Além de treinar militares e policiais brasileiros, o CIGS atrai regularmente estudantes de todo o mundo que fazem um curso especial de sete semanas, ministrado em inglês. Desde 2016, um grupo do tamanho de uma seção do 3 R22eR viaja para Manaus todos os anos para participar de uma competição de guerra na selva no centro. (Os exércitos canadense e brasileiro renovaram recentemente esse contrato por mais quatro anos.)

Definindo Novos Padrões

Homens do 3º Batalhão do Royal 22e Régiment "Vandoos" (3 R22eR) na Guiana Francesa.

Muita coisa mudou desde que o 3º batalhão iniciou seu intercâmbio com os gurcas em 2008. Antes de partir para a Guiana Francesa, todos os soldados que participavam do curso passavam por um processo de seleção de dois dias para garantir que possuíam as habilidades físicas necessárias, principalmente natação, para garantir que eles pudessem fazer o curso, disse Paquin-Bérnard. Seguiram-se algumas semanas de treinamento para prepará-los para o ambiente de selva, incluindo instruções sobre a flora e a fauna que provavelmente encontrariam.

Além disso, "uma ênfase significativa foi colocada em... higiene e atendimento médico individual", disse ele. O batalhão agora possui esse tipo de conhecimento internamente.

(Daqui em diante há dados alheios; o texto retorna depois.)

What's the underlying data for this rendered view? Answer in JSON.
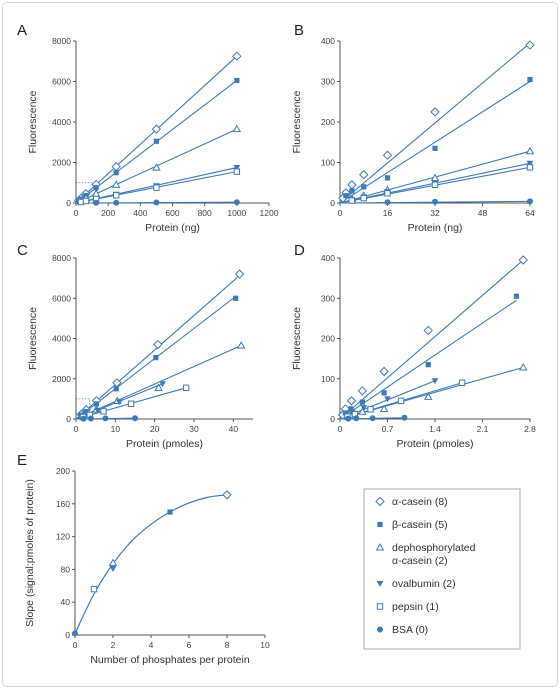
{
  "colors": {
    "series": "#3d7ab8",
    "axis": "#555555",
    "dotted": "#4a7fc0",
    "legend_border": "#aaaaaa"
  },
  "legend": {
    "items": [
      {
        "marker": "diamond-open",
        "label": "α-casein (8)"
      },
      {
        "marker": "square-filled",
        "label": "β-casein (5)"
      },
      {
        "marker": "triangle-open",
        "label": "dephosphorylated α-casein (2)",
        "lines": [
          "dephosphorylated",
          "α-casein (2)"
        ]
      },
      {
        "marker": "triangle-down-filled",
        "label": "ovalbumin (2)"
      },
      {
        "marker": "square-open",
        "label": "pepsin (1)"
      },
      {
        "marker": "circle-filled",
        "label": "BSA (0)"
      }
    ]
  },
  "chart_data": [
    {
      "panel": "A",
      "type": "scatter",
      "xlabel": "Protein (ng)",
      "ylabel": "Fluorescence",
      "xlim": [
        0,
        1200
      ],
      "ylim": [
        0,
        8000
      ],
      "xticks": [
        0,
        200,
        400,
        600,
        800,
        1000,
        1200
      ],
      "yticks": [
        0,
        2000,
        4000,
        6000,
        8000
      ],
      "series": [
        {
          "name": "α-casein (8)",
          "marker": "diamond-open",
          "fit": [
            0,
            7250,
            1000
          ],
          "x": [
            15,
            31,
            62,
            125,
            250,
            500,
            1000
          ],
          "y": [
            110,
            230,
            460,
            910,
            1800,
            3650,
            7250
          ]
        },
        {
          "name": "β-casein (5)",
          "marker": "square-filled",
          "fit": [
            0,
            6050,
            1000
          ],
          "x": [
            15,
            31,
            62,
            125,
            250,
            500,
            1000
          ],
          "y": [
            90,
            190,
            370,
            750,
            1500,
            3050,
            6050
          ]
        },
        {
          "name": "dephosphorylated α-casein (2)",
          "marker": "triangle-open",
          "fit": [
            0,
            3650,
            1000
          ],
          "x": [
            31,
            62,
            125,
            250,
            500,
            1000
          ],
          "y": [
            110,
            230,
            460,
            900,
            1750,
            3650
          ]
        },
        {
          "name": "ovalbumin (2)",
          "marker": "triangle-down-filled",
          "fit": [
            0,
            1750,
            1000
          ],
          "x": [
            31,
            62,
            125,
            250,
            500,
            1000
          ],
          "y": [
            55,
            110,
            220,
            430,
            850,
            1750
          ]
        },
        {
          "name": "pepsin (1)",
          "marker": "square-open",
          "fit": [
            0,
            1550,
            1000
          ],
          "x": [
            31,
            62,
            125,
            250,
            500,
            1000
          ],
          "y": [
            50,
            100,
            200,
            380,
            760,
            1550
          ]
        },
        {
          "name": "BSA (0)",
          "marker": "circle-filled",
          "fit": [
            0,
            40,
            1000
          ],
          "x": [
            125,
            250,
            500,
            1000
          ],
          "y": [
            10,
            15,
            25,
            40
          ]
        }
      ],
      "inset_box": [
        0,
        130,
        0,
        1000
      ]
    },
    {
      "panel": "B",
      "type": "scatter",
      "xlabel": "Protein (ng)",
      "ylabel": "Fluorescence",
      "xlim": [
        0,
        64
      ],
      "ylim": [
        0,
        400
      ],
      "xticks": [
        0,
        16,
        32,
        48,
        64
      ],
      "yticks": [
        0,
        100,
        200,
        300,
        400
      ],
      "series": [
        {
          "name": "α-casein (8)",
          "marker": "diamond-open",
          "fit": [
            0,
            395,
            64
          ],
          "x": [
            1,
            2,
            4,
            8,
            16,
            32,
            64
          ],
          "y": [
            12,
            25,
            45,
            70,
            118,
            225,
            390
          ]
        },
        {
          "name": "β-casein (5)",
          "marker": "square-filled",
          "fit": [
            0,
            300,
            64
          ],
          "x": [
            2,
            4,
            8,
            16,
            32,
            64
          ],
          "y": [
            18,
            30,
            40,
            62,
            135,
            305
          ]
        },
        {
          "name": "dephosphorylated α-casein (2)",
          "marker": "triangle-open",
          "fit": [
            0,
            128,
            64
          ],
          "x": [
            4,
            8,
            16,
            32,
            64
          ],
          "y": [
            10,
            18,
            32,
            62,
            128
          ]
        },
        {
          "name": "ovalbumin (2)",
          "marker": "triangle-down-filled",
          "fit": [
            0,
            98,
            64
          ],
          "x": [
            4,
            8,
            16,
            32,
            64
          ],
          "y": [
            8,
            15,
            28,
            50,
            98
          ]
        },
        {
          "name": "pepsin (1)",
          "marker": "square-open",
          "fit": [
            0,
            88,
            64
          ],
          "x": [
            4,
            8,
            16,
            32,
            64
          ],
          "y": [
            6,
            12,
            24,
            45,
            88
          ]
        },
        {
          "name": "BSA (0)",
          "marker": "circle-filled",
          "fit": [
            0,
            4,
            64
          ],
          "x": [
            16,
            32,
            64
          ],
          "y": [
            2,
            3,
            4
          ]
        }
      ]
    },
    {
      "panel": "C",
      "type": "scatter",
      "xlabel": "Protein (pmoles)",
      "ylabel": "Fluorescence",
      "xlim": [
        0,
        45
      ],
      "ylim": [
        0,
        8000
      ],
      "xticks": [
        0,
        10,
        20,
        30,
        40
      ],
      "yticks": [
        0,
        2000,
        4000,
        6000,
        8000
      ],
      "series": [
        {
          "name": "α-casein (8)",
          "marker": "diamond-open",
          "fit": [
            0,
            7200,
            42
          ],
          "x": [
            1.3,
            2.6,
            5.2,
            10.4,
            20.8,
            41.6
          ],
          "y": [
            230,
            460,
            910,
            1800,
            3700,
            7200
          ]
        },
        {
          "name": "β-casein (5)",
          "marker": "square-filled",
          "fit": [
            0,
            6000,
            40
          ],
          "x": [
            1.3,
            2.6,
            5.2,
            10.2,
            20.3,
            40.6
          ],
          "y": [
            190,
            370,
            750,
            1500,
            3050,
            6000
          ]
        },
        {
          "name": "dephosphorylated α-casein (2)",
          "marker": "triangle-open",
          "fit": [
            0,
            3650,
            42
          ],
          "x": [
            2.6,
            5.2,
            10.5,
            21,
            42
          ],
          "y": [
            230,
            460,
            900,
            1550,
            3650
          ]
        },
        {
          "name": "ovalbumin (2)",
          "marker": "triangle-down-filled",
          "fit": [
            0,
            1750,
            22
          ],
          "x": [
            1.4,
            2.8,
            5.5,
            11,
            22
          ],
          "y": [
            110,
            220,
            430,
            850,
            1750
          ]
        },
        {
          "name": "pepsin (1)",
          "marker": "square-open",
          "fit": [
            0,
            1550,
            28
          ],
          "x": [
            1.8,
            3.5,
            7,
            14,
            28
          ],
          "y": [
            100,
            200,
            380,
            760,
            1550
          ]
        },
        {
          "name": "BSA (0)",
          "marker": "circle-filled",
          "fit": [
            0,
            40,
            15
          ],
          "x": [
            1.9,
            3.8,
            7.5,
            15
          ],
          "y": [
            15,
            25,
            30,
            40
          ]
        }
      ],
      "inset_box": [
        0,
        3.5,
        0,
        1000
      ]
    },
    {
      "panel": "D",
      "type": "scatter",
      "xlabel": "Protein (pmoles)",
      "ylabel": "Fluorescence",
      "xlim": [
        0,
        2.8
      ],
      "ylim": [
        0,
        400
      ],
      "xticks": [
        0,
        0.7,
        1.4,
        2.1,
        2.8
      ],
      "yticks": [
        0,
        100,
        200,
        300,
        400
      ],
      "series": [
        {
          "name": "α-casein (8)",
          "marker": "diamond-open",
          "fit": [
            0,
            395,
            2.7
          ],
          "x": [
            0.04,
            0.08,
            0.17,
            0.33,
            0.65,
            1.3,
            2.7
          ],
          "y": [
            10,
            25,
            45,
            70,
            118,
            220,
            395
          ]
        },
        {
          "name": "β-casein (5)",
          "marker": "square-filled",
          "fit": [
            0,
            295,
            2.6
          ],
          "x": [
            0.08,
            0.16,
            0.33,
            0.65,
            1.3,
            2.6
          ],
          "y": [
            15,
            25,
            42,
            65,
            135,
            305
          ]
        },
        {
          "name": "dephosphorylated α-casein (2)",
          "marker": "triangle-open",
          "fit": [
            0,
            128,
            2.7
          ],
          "x": [
            0.17,
            0.33,
            0.65,
            1.3,
            2.7
          ],
          "y": [
            10,
            18,
            25,
            55,
            128
          ]
        },
        {
          "name": "ovalbumin (2)",
          "marker": "triangle-down-filled",
          "fit": [
            0,
            95,
            1.4
          ],
          "x": [
            0.09,
            0.18,
            0.35,
            0.7,
            1.4
          ],
          "y": [
            8,
            15,
            28,
            50,
            95
          ]
        },
        {
          "name": "pepsin (1)",
          "marker": "square-open",
          "fit": [
            0,
            90,
            1.8
          ],
          "x": [
            0.11,
            0.22,
            0.45,
            0.9,
            1.8
          ],
          "y": [
            6,
            12,
            24,
            45,
            90
          ]
        },
        {
          "name": "BSA (0)",
          "marker": "circle-filled",
          "fit": [
            0,
            3,
            0.95
          ],
          "x": [
            0.12,
            0.24,
            0.48,
            0.95
          ],
          "y": [
            1,
            2,
            2,
            3
          ]
        }
      ]
    },
    {
      "panel": "E",
      "type": "scatter",
      "xlabel": "Number of phosphates per protein",
      "ylabel": "Slope (signal:pmoles of protein)",
      "xlim": [
        0,
        10
      ],
      "ylim": [
        0,
        200
      ],
      "xticks": [
        0,
        2,
        4,
        6,
        8,
        10
      ],
      "yticks": [
        0,
        40,
        80,
        120,
        160,
        200
      ],
      "curve": {
        "x": [
          0,
          1,
          2,
          3,
          4,
          5,
          6,
          7,
          8
        ],
        "y": [
          2,
          50,
          87,
          115,
          135,
          150,
          161,
          168,
          171
        ]
      },
      "series": [
        {
          "name": "α-casein (8)",
          "marker": "diamond-open",
          "x": [
            8
          ],
          "y": [
            171
          ]
        },
        {
          "name": "β-casein (5)",
          "marker": "square-filled",
          "x": [
            5
          ],
          "y": [
            150
          ]
        },
        {
          "name": "dephosphorylated α-casein (2)",
          "marker": "triangle-open",
          "x": [
            2
          ],
          "y": [
            88
          ]
        },
        {
          "name": "ovalbumin (2)",
          "marker": "triangle-down-filled",
          "x": [
            2
          ],
          "y": [
            81
          ]
        },
        {
          "name": "pepsin (1)",
          "marker": "square-open",
          "x": [
            1
          ],
          "y": [
            56
          ]
        },
        {
          "name": "BSA (0)",
          "marker": "circle-filled",
          "x": [
            0
          ],
          "y": [
            2
          ]
        }
      ]
    }
  ]
}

Para Souza Campos e Bujold, a viagem foi uma oportunidade para ver se os padrões que eles e os antecessores de Souza Campos estão desenvolvendo para a doutrina de guerra na selva do Exército Canadense estão sendo cumpridos no treinamento e se esses padrões podem, de fato, precisar serem modificados em face das condições de campanha.

Alunos do CEFE na pista de obstáculos.

A curto prazo, o objetivo será criar um manual conciso ou livreto que possa ser entregue aos soldados que estejam em um curso de guerra na selva. A longo prazo, o objetivo é criar um conjunto de padrões, conhecido como Quality Standard Training Plan (Plano de Treinamento de Padrão de Qualidade), ou QSTP, que descreverá quais padrões qualquer soldado deve atender para ter uma qualificação completa na selva.

Além disso, disse Bujold, existe um sonho ainda mais ambicioso: atualmente, o Exército Francês não permite que canadenses qualificados instruam em sua escola. "O que estamos tentando fazer a longo prazo é encontrar outro lugar no mundo, talvez com o Reino Unido ou o Brasil, onde nossos instrutores serão capazes de ensinar".

Nossa própria localização, nossa própria doutrina e nossos próprios instrutores treinados. Nas palavras do Guns 'n' Roses, "Bem-vindo à selva".